I winced. Adam was the only person that had ever gotten away with calling me that. Quickly, I gathered my things.
“Hey, what did I say?”
“Nothing. I have a re-shoot early tomorrow, and I should get some sleep.” He loosely grasped my fingers as I smoothed my skirt.
“So sleep here.”
“It’s just not a good idea, Brady. You’re a great guy, but this just… It’s not a good time for me.”
“So… will I see you again?” I picked up my shoes and swing my bag over my shoulder. With my free hand I collected my notebook from Brady’s outstretched hand.
“I really don’t know.”
I walked up the six blocks to my apartment. It was just past three, and the summer night was cool on my bare feet. I was ready to call it a night. As I got closer to my corner, I could see a pair of feet dangling from my fire escape. I kept a cool head until I’d gotten to my door, having slipped in the front entrance unnoticed. When I unlocked my deadbolt, I opened the door very slowly, and saw Adam with his back to the large window. He turned to face me as I turned on the light to the one room. After closing the door behind me, I dropped my shoes and bag and grabbed a sweater and a pack of Parliaments.
I didn’t say anything when I climbed out onto the porch, clenching my fists inside my oversized Yankees sweatshirt, just offered him a cigarette and a light. We sat like that for a while, silently inhaling and exhaling, stubbing out cigarettes on the metal grates.
“So where are you coming from?” I tried to think of a good answer to that question, but couldn’t.
“Do you really want to know?” We sat in silence again for a few minutes, staring out into the city lights, just close enough to be sure the other was there without touching.
“So I guess we both fucked up pretty bad, huh?” At the end of his sentence, Adam inched his hand a bit closer to mine, tentatively.

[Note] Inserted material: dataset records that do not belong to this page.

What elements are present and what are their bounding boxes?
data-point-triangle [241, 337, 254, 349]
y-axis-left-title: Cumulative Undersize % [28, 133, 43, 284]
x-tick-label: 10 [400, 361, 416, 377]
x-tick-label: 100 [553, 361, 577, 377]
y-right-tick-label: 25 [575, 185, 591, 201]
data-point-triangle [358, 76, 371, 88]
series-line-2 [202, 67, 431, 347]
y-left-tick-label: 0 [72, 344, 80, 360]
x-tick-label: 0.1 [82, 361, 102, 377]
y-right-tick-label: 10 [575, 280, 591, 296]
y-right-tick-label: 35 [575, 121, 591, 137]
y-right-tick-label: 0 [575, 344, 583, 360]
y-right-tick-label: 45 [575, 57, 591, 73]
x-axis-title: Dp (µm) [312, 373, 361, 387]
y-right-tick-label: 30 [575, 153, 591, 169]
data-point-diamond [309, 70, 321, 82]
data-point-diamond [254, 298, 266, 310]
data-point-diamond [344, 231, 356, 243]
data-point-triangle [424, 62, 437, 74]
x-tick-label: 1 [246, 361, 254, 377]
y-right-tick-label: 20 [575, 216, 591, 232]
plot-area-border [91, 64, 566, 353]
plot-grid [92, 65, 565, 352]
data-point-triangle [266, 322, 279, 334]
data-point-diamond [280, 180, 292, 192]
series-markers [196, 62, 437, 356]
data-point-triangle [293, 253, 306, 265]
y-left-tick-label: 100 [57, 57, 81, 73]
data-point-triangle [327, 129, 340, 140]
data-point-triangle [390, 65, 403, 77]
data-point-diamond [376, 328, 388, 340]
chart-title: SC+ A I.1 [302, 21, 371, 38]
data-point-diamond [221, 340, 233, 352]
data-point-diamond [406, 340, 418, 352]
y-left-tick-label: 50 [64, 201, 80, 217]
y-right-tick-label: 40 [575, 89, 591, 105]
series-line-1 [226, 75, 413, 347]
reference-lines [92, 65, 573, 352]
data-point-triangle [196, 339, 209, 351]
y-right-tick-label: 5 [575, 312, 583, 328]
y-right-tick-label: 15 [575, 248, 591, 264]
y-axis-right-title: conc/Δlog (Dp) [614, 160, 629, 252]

“Yeah,” I said numbly, “I guess we did.” I didn’t know what else to say. I wanted to ask him what next, who was she, was it better, was I not good enough? But I knew it wasn’t that, because there was nothing that Brady had that Adam did it, and somehow the two nights we’d shared made me more sure of Adam than I’d been that night in “Paris.” When he squeezed my hand, I knew that he understood, and that there was nothing else to say.
“Did you come here just to tell me that?” I couldn’t help but ask for the affirmation.
“I forgot how you smelled.” I leaned my head against his shoulder, and breathed in deeply. “Still like candy.” And he still smelled like a musky combination of sweat, smoke, and the aftershave I’d bought him for his birthday. He smelled like home, and I didn’t know what I’d do when he left again. We sat on the fire escape like that for what seemed like a matter of minutes. When the lights of the sunrise began to loom in the sky, we went inside, and climbed into bed. It seemed like I hadn’t slept since he’d left, and I almost didn’t want to now, afraid I wouldn’t be able to savor it in the same way. Against my better intentions, I quickly fell prey to the comfort of that familiar crevice between his shoulder and chest where the rest of the world melted away.